2008年12月04日

詩『レモンの月』

高村光太郎の詩にあったように、
彼の妻である智恵子が死の床でがりりと噛んだように、
死の床でも無い、ただ憂鬱なだけの僕は、レモンを齧ってみたんですが、
智恵子の意識を正常にしたという、その酸っぱさは、
僕にとってはそれはそのまま、情けないほどにただ酸っぱいだけで、
光太郎みたいに詩的な昇華など出来なくて、
俗な僕はもう、単純に酸っぱさに驚いて、
思わずレモンを窓から夜空へと放り投げたんです。

そしたらそのレモンは浮かんだまま、そのまま月になりました。
僕の齧り跡がついたまま、三日月になりました。
あれから何日も立ちますが、相変わらず月は僕の投げたレモンのままで、
くるくると回転して裏返ったり横向いたりして、満ちたり欠けたりした姿を見せていて、
すずしく光っているんです。

そんなレモンの月を眺めながらふと思いました。
人は死んだら星になるというけれど、
だとするならば高村智恵子も、そして今であれば光太郎も、
同じあの夜空の星のどれかであるのだろうかと、
僕の亡き母も、誰かの亡き家族も、亡き恋人も、亡き友人も、亡き見知らぬ人も、
みんなあの星空のどれかであるのだろうかと、ふと思ったんですよ。

じゃあ、と僕は小さく願いました、
星々が浮かんでいるあの空に、
いつまでも僕の齧ったレモンが置かれ続けて、
そこから香る「トパァズ色の香気」によって、
いつまでも彼らが美しく輝き続けていられることを。

そうすればその星の雫は、きっと地上の僕らのもとへ、
「天のものなるレモンの汁」のように落ちてきてくれるだろう、
それは僕らの中に深く深く染み込んでくれるだろう、
そして幾人分もの命を記憶として僕らに与えてくれることで、
憂鬱なる僕らの意識を正常にしてくれるだろう。

機関がそれなりに止まってしまった彼らと、
かろうじてそれなりにまだ動いている僕ら。

たったそれだけの違いです。
どちらも、いつまでも、同じ世界に包まれているのです。
でしょ? 智恵子さん、光太郎さん。

今夜も僕の齧ったレモンは、夜空で美しく、すずしく光っている。
それを眺めながら僕の心も、何だかすずしく穏やかだ。



※幾つかのフレーズは高村光太郎の『レモン哀歌』より引用しました。
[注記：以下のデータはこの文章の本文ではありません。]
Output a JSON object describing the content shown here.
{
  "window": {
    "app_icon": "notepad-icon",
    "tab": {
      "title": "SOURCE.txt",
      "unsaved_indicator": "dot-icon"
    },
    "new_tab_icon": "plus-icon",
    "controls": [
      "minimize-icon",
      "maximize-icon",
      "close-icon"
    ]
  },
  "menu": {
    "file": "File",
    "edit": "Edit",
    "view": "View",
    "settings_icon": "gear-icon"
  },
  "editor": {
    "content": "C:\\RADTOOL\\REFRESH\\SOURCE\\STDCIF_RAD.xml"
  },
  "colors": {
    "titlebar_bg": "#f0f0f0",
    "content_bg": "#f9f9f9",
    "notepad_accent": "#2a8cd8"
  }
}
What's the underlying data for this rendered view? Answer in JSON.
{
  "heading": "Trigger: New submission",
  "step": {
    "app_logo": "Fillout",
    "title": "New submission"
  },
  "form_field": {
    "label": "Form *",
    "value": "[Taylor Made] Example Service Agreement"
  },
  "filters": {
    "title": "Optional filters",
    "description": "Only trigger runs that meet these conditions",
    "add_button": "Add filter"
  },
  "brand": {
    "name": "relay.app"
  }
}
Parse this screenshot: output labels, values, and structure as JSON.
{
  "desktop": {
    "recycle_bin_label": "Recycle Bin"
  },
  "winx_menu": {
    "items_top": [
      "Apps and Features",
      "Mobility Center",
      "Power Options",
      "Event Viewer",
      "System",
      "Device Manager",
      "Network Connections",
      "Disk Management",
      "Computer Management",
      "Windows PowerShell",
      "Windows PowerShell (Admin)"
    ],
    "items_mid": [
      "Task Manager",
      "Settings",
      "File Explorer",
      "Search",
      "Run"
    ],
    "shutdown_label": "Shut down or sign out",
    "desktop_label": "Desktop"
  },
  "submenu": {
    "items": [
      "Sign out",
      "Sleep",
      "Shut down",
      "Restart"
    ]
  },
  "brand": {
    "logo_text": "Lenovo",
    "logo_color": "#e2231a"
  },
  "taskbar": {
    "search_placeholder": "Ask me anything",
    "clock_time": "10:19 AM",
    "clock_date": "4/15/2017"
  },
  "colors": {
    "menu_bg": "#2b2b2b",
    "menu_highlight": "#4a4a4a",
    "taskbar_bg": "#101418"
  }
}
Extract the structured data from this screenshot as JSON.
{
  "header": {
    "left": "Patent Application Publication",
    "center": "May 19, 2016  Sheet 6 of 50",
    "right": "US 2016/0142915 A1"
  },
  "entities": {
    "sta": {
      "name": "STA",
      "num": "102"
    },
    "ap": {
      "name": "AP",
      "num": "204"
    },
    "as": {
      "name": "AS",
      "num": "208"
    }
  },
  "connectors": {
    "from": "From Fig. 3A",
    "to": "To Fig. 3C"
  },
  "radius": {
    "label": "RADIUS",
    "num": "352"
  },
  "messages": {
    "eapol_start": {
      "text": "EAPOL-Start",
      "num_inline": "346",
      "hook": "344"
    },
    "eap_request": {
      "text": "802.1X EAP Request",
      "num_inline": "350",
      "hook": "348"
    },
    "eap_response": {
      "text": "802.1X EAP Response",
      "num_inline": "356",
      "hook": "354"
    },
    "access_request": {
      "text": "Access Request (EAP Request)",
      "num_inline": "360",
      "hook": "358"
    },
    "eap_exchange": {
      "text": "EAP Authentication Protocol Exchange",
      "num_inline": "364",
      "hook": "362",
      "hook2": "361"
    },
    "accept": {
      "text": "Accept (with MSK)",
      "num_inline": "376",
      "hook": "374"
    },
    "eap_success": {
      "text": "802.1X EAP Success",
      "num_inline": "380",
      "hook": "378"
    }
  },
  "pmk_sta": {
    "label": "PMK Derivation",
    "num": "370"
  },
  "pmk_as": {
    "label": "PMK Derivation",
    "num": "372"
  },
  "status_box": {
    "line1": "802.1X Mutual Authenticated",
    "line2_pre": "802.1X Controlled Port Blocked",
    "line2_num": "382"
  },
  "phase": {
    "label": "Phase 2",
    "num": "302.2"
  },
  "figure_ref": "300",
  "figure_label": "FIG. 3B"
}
(作者)
posted by 晴居彗星 at 23:54| Comment(2) | TrackBack(0) | | このブログの読者になる | 更新情報をチェックする
この記事へのコメント
個人的にこの詩がいちばん好きかも。
Posted by fk at 2008年12月09日 13:03
fkさん、気に入ってくださってありがとうございます。